Overheads and Shareholder profits


I wonder if you can advise me please.

We are a consultancy business and therefore consultants get paid via a payment received from a particular project/client.

From that Invoice payment it is broken down as follows
employee receives 40% broken up into basic / travel allowance / housing allowance / holiday pay
30% goes to cover overheads such as visa / healthcare / gratuity / insurance - currently I do this via capital account and break each one down individually which takes time.
30% goes to shareholder accrual which is saved and shared amongst the shareholders at end of year - again this is done via capital accounts.

My question is - is this the best way for it to be done ? very new to this :slight_smile:

Firstly, are we talking about a partnership or a corporation with issued shares ?
Does the consultancy P&L Income receive 100% of the Sales Invoices ?
What method are you currently using to process the 40/30/30 ?

Can you post a screenshot of the Settings - Chart of Accounts, so your existing structure can be seen.
Don’t post Summary tab, as the figures don’t need to be seen.

Normally, employees would not be compensated through capital accounts. Those are for owners, such as in a partnership. I am curious why you are not setting up your consultants as employees and using payslips. The 40% sounds like regular compensation, even if it is broken down for various items. The first 30% sounds like deductions. The final 30% is leftover profit for the company, to be distributed according to your form of organization (possibly capital accounts, possibly dividends).

Your mention of travel and housing allowances also makes me wonder what those amounts are really covering. Is the employee paid a fixed amount? If so, this is regular compensation. Or is this reimbursement for company expenses paid by the employee? If the latter, this should be covered through expense claims.

I can’t see where they are implying that employees are being “compensated through capital accounts”

@Vanguard - looking forward to your response as the required processes can be straight forward.

I may have misinterpreted @vanguard’s comment, “…currently I do this via capital account” as applying to both the 40% and first 30% shares. It was a little difficult to tell without punctuation. If my interpretation was wrong, perhaps payslips are already being used.

Sorry for confusion the partners/ shareholders are also employees and paid as normal.through payslips- it is only the overhead deductions and shareholders profit accrual that I am compiling Within the capital accounts.
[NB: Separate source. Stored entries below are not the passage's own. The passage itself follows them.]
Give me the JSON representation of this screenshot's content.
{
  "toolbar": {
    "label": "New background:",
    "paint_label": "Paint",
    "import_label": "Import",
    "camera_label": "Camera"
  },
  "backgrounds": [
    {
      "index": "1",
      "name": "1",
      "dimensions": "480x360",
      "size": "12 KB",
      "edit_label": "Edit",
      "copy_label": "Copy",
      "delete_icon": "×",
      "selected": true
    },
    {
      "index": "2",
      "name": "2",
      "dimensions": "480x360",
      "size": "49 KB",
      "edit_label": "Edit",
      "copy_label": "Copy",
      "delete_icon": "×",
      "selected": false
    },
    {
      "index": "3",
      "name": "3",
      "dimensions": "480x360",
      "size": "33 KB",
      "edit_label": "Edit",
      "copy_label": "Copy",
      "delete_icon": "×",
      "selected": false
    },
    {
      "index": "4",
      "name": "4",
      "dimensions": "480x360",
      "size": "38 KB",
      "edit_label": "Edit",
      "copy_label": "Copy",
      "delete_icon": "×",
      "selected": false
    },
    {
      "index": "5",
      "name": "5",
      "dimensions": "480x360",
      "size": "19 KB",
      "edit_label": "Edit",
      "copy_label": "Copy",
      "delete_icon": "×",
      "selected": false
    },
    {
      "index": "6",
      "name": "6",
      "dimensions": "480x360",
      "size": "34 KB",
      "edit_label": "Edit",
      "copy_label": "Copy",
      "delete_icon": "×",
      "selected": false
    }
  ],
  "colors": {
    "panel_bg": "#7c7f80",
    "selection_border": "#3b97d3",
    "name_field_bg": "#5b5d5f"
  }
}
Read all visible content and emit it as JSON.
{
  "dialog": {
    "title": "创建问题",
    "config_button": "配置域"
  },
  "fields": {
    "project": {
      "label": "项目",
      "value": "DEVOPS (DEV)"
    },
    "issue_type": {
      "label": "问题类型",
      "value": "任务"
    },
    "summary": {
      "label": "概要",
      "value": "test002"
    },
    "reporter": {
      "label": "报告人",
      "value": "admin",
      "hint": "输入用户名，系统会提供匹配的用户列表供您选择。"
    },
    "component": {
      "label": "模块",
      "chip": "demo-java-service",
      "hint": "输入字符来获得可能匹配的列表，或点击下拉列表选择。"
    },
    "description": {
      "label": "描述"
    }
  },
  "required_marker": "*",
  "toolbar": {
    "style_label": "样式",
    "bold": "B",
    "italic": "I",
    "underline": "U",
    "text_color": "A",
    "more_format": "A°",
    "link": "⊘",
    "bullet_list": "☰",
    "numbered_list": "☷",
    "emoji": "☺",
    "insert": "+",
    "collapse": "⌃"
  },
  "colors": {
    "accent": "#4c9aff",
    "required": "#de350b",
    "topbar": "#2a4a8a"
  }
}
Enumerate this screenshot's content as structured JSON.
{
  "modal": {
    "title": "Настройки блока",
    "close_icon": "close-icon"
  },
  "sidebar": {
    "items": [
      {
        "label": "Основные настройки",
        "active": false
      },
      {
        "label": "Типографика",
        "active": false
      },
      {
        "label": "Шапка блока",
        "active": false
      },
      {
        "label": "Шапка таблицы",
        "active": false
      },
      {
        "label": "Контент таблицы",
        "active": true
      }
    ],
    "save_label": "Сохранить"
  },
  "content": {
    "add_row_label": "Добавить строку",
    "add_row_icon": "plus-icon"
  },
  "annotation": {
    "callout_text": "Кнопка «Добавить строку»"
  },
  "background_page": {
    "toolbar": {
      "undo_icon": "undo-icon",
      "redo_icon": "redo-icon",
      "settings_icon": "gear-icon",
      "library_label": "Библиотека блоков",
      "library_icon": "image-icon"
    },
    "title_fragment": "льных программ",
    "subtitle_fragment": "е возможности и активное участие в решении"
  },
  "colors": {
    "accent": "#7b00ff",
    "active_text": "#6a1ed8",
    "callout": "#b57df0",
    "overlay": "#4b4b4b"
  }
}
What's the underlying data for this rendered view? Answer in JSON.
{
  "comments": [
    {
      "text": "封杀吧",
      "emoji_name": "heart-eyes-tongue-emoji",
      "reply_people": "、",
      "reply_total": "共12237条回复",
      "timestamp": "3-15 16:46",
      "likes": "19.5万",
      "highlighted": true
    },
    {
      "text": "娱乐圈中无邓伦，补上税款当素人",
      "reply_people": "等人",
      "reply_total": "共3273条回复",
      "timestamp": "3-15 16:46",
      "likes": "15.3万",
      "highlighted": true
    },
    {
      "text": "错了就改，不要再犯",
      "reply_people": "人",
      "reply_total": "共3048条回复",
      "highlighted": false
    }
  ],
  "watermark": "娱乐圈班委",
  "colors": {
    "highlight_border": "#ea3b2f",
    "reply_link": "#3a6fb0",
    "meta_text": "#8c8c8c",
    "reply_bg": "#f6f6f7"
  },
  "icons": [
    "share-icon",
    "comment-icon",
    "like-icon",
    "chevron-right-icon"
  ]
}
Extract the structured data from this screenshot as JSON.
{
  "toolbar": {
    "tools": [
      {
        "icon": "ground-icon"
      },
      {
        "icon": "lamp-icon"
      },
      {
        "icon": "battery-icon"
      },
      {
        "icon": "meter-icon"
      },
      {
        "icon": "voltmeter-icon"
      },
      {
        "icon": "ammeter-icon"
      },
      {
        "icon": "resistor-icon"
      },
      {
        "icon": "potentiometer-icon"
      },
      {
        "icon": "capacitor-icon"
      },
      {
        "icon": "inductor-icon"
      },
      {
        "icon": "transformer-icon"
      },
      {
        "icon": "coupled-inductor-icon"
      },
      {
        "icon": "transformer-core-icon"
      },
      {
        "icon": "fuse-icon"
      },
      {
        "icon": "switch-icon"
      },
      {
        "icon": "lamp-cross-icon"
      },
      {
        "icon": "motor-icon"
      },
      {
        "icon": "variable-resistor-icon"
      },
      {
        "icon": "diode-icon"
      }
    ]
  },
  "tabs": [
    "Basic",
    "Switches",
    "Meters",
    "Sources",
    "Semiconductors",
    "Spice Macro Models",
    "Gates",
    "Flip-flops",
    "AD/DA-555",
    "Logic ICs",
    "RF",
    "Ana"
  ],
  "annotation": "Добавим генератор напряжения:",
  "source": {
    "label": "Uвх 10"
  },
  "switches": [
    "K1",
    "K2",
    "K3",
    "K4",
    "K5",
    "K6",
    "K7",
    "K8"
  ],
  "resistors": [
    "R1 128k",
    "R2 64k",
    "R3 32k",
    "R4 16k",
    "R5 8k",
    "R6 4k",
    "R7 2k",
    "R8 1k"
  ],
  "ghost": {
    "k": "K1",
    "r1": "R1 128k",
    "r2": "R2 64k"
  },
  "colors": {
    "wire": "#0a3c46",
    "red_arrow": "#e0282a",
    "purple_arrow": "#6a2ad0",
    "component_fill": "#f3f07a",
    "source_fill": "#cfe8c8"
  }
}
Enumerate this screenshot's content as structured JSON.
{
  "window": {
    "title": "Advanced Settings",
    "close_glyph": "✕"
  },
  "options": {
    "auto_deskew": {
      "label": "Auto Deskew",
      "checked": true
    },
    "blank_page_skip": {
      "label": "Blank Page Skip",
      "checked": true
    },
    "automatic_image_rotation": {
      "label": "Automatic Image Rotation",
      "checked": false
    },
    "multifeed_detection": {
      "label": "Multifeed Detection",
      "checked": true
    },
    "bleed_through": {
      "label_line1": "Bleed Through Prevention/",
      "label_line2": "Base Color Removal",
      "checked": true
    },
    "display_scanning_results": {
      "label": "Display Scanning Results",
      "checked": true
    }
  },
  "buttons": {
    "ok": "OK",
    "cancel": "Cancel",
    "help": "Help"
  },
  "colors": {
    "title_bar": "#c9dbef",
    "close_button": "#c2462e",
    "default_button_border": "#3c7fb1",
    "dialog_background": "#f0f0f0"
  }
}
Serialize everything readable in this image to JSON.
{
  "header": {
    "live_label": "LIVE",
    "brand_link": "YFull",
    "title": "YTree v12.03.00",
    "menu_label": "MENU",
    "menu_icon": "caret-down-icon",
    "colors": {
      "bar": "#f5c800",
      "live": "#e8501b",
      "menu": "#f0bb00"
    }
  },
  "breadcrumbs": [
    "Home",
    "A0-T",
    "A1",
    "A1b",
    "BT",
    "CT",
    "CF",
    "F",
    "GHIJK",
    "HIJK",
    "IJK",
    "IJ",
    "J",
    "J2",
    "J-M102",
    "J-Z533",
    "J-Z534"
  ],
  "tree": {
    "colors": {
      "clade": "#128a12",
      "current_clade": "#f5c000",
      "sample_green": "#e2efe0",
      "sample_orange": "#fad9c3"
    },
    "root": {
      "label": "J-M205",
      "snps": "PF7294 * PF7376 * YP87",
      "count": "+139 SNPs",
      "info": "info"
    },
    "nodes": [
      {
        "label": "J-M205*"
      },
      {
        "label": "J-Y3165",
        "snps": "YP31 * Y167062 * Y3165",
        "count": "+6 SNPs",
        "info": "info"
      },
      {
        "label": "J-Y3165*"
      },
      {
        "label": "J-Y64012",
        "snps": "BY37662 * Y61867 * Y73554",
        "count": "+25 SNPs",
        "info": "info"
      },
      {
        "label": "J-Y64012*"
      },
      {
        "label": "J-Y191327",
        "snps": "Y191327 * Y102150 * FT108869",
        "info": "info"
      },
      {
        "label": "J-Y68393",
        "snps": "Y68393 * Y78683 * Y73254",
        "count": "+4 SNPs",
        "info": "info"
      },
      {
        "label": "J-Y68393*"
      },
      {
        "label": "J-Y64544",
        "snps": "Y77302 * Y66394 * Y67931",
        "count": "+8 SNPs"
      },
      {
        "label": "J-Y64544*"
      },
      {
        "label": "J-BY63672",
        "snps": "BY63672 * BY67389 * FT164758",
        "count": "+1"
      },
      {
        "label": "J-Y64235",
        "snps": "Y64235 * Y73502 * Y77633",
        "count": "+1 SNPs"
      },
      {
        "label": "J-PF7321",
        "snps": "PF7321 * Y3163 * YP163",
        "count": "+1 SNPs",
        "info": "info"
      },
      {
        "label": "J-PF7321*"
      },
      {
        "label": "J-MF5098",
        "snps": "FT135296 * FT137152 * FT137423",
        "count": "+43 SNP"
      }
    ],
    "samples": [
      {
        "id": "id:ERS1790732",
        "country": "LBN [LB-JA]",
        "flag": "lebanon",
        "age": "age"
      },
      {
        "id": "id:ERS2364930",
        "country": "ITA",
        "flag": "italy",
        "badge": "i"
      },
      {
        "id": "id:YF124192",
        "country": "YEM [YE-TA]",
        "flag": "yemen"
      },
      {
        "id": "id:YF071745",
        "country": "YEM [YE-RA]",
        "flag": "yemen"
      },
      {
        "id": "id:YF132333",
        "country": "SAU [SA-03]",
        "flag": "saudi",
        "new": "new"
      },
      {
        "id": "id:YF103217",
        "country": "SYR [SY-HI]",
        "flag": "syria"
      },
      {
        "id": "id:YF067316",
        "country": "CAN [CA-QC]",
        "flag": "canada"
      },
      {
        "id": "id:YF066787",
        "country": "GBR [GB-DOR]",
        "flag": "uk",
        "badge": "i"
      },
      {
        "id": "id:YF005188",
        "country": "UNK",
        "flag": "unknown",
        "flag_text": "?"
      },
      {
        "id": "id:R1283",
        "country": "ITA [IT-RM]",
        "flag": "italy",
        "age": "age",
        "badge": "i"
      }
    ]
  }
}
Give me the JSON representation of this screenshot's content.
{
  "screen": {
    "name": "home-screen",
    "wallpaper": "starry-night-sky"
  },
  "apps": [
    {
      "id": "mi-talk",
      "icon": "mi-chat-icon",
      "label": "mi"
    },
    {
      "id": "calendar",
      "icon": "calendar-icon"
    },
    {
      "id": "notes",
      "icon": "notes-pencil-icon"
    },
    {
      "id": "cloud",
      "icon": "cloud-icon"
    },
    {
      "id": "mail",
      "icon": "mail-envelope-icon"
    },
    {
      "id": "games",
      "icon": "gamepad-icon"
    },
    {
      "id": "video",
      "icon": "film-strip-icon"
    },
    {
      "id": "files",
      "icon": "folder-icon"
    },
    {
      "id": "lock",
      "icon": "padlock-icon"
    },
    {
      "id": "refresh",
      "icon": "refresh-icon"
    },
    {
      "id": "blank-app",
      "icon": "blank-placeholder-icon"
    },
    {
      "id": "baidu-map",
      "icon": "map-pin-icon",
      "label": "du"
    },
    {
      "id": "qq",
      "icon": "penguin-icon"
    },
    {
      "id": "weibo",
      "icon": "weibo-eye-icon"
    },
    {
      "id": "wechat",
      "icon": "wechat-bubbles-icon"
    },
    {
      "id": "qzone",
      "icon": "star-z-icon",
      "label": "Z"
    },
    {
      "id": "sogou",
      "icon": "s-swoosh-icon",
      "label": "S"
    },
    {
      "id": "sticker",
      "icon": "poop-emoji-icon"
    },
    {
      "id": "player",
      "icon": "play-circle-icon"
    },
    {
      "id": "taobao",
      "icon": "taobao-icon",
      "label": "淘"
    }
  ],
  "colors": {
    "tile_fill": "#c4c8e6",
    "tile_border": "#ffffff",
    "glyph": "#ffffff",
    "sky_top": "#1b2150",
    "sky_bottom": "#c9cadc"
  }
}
Screenshot of my capital account attached.
This just seems a really long-winded way or allocating funds into specific accruals - is there a better / quicker way of collating these sums ?

@Vanguard you need to be more precise as I don’t want to be second guessing your situation.

Which are they Partners or Shareholders - they can’t be both

What are your reasons for doing it this way rather then posting the overheads to the P&L ?

What “funds” are being allocated to specific accruals ?

Normally for businesses, all expenses are posted to the P&L and then:
For a Partnership, only the share of profits is distributed via the capital accounts.
For Shareholders, a dividend is paid out of the profits via a dividend account, not the capital accounts.

Can you please post a screenshot of your Setting - Chart of Accounts ?
(Note - not the Summary tab, as figures don’t need to be seen)

As @Brucanna pointed, this question has a lot to understand. I think maybe you should start explaining if this is a corporation or it is just a group of people sharing a percentage individually for every client, because if it is a corporation, in theory everything is the Corporation’s income. Expenses, or overhead, should not be reported in capital accounts but instead, you should record it as expenses. If this was my case, I would do it as follows:

  1. Create Tracking Codes for every partner.
  2. Record all Invoices as income.
  3. Create Journal Entries to divide the income for every partner.
  4. Record all expenses for the correct partner and create a Tracking Code called “Overhead” so you can divide the “overhead” between every partner.
  5. See the Profit or Loss in the end and allocate it to each partner.

I don’t know if this is the case, but maybe it can help.

@sulfuror - good points. Usage of Tracking Codes via the P&L could certainly be a better option then Capital Accounts assuming normalised accounting, but if there are special arrangements / agreements in place then we need to understand these and then see if they fit.